The sky on earth: first archaeoastronomical approach to the pre-hispanic mounds of the uruguayan lowlands (Rocha, Uruguay)

AutorGonzález-García, A. César CSIC ORCID ; Gianotti, Camila CSIC ; Gazzán, Nicolás; Cancela-Cereijo, Cristina ; Sotelo, Moira
Palabras claveMounds (cerritos)
Archaeoastronomy
South America
Social complexity
Fecha de publicaciónsep-2021
Citación27th Annual Meeting of the European Association of Archaeologists (2021)
ResumenThe development of different mound architectures in South America appears in distant ecological regions and with clear ethnic differences. We could highlight the Amazonia, the Moxos lowlands, the Paraná delta, the Uruguay and southern Brazil wetlands and the southern Atlantic coast and sierras.
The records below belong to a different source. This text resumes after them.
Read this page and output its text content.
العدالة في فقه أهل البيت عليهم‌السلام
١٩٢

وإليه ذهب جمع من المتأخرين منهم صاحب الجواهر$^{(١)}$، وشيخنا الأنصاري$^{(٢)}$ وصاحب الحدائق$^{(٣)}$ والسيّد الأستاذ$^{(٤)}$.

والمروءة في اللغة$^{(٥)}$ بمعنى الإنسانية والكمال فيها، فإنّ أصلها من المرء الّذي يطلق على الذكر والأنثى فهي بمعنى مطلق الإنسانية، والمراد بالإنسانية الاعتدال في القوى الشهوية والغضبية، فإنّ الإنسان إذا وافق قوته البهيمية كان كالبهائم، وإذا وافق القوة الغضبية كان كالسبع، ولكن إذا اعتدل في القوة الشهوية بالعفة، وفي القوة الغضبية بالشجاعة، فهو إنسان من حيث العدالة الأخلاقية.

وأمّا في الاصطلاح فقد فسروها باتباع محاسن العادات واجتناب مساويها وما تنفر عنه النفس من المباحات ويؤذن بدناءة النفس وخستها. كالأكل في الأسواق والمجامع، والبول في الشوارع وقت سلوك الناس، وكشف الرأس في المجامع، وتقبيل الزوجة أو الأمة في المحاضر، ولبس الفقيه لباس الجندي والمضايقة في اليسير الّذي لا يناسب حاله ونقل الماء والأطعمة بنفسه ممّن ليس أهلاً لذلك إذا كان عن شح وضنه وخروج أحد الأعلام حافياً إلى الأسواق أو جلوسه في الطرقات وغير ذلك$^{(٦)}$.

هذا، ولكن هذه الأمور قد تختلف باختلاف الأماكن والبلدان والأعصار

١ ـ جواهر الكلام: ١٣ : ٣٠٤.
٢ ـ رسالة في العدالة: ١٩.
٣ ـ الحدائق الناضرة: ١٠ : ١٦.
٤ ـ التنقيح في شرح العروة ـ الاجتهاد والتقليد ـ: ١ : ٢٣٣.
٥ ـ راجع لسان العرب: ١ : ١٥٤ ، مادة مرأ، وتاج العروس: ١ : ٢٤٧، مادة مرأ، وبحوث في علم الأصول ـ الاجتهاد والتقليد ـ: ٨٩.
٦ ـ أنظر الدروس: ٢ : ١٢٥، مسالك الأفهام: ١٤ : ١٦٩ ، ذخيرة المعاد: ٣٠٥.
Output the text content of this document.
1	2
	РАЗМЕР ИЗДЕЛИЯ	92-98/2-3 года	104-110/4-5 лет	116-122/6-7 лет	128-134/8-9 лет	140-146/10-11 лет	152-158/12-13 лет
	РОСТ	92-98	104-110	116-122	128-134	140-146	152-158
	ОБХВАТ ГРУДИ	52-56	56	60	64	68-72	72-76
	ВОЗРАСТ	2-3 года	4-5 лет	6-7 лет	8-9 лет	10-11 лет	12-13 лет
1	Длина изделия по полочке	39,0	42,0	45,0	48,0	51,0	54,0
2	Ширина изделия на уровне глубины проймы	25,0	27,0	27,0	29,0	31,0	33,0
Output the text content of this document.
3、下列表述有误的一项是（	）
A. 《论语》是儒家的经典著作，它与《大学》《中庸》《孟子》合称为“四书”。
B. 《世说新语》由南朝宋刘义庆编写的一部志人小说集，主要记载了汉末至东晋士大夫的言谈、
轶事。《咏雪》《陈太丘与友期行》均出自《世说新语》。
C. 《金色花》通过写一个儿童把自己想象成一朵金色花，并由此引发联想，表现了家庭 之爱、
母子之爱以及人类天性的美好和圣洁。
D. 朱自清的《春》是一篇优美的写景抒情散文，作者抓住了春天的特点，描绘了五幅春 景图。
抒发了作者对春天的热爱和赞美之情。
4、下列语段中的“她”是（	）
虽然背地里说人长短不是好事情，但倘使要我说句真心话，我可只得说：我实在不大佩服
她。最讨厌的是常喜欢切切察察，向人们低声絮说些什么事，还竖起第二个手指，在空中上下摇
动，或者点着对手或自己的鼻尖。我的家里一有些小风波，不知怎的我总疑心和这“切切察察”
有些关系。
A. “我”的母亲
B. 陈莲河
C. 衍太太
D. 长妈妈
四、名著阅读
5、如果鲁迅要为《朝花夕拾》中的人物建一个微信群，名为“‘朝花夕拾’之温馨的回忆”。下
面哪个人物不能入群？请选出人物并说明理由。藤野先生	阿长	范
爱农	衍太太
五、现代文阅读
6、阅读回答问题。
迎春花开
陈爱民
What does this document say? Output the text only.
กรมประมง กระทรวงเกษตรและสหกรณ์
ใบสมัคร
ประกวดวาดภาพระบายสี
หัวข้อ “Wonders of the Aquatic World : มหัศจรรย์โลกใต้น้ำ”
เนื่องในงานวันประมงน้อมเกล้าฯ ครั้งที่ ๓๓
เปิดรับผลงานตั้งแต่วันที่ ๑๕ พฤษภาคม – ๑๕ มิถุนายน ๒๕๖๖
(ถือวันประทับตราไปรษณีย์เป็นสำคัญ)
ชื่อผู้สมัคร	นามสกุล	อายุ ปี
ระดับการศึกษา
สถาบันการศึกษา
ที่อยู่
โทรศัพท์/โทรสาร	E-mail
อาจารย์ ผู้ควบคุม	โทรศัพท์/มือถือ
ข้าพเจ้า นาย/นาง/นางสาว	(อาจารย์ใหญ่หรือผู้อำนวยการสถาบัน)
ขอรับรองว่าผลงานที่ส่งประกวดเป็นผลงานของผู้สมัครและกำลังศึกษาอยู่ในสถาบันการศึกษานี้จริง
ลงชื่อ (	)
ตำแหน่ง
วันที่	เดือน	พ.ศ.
It is generally understood that this phenomenon materialized the establishment of communal ways of organization, the emergence of social complexity and the increase of population. These changes have been interpreted as a part of the domestication process of their environment that rendered singular archaeological landscapes. Different social, productive and economic hypothesis have been put forward to explain the complex location, distribution and orientation patterns that these architecture displays. Recently, the recurrent and consistent spatial orientation found at the groups of mounds in Uruguay paved the way to new hypothesis that recognize other knowledge related to their ecologic environment, location and distribution. The present study shows the result of an archaeoastronomical investigation on the orientation and location of the mounds in five sites at the Rocha department (Uruguay). We discuss the coherent orientation of these groups of mounds in relation with certain asterisms such as the Southern Cross or the Milky Way and celestial bodies such as the full moon after winter solstice. The results allow discussing how the perception and knowledge of celestial phenomena c. 3000 BP could have played a key role in the organization of space and time among these pre-Hispanic societies. Besides, some results gain particular relevance when contrasted with ethnographic, ethno-historic and archaeological information for other groups in the Southern Hemisphere. This preliminary approach prompt us to conclude that the skylore and the particular perception of time and Nature’s cycles linked with flood and drought periods were part of a holistic technology that allowed these peoples to live in these wet ecosystems.
DescripciónTrabajo presentado en 27th Annual Meeting of the European Association of Archaeologists (EAA), celebrada en Kiel del 6 al 11 de septiembre de 2021.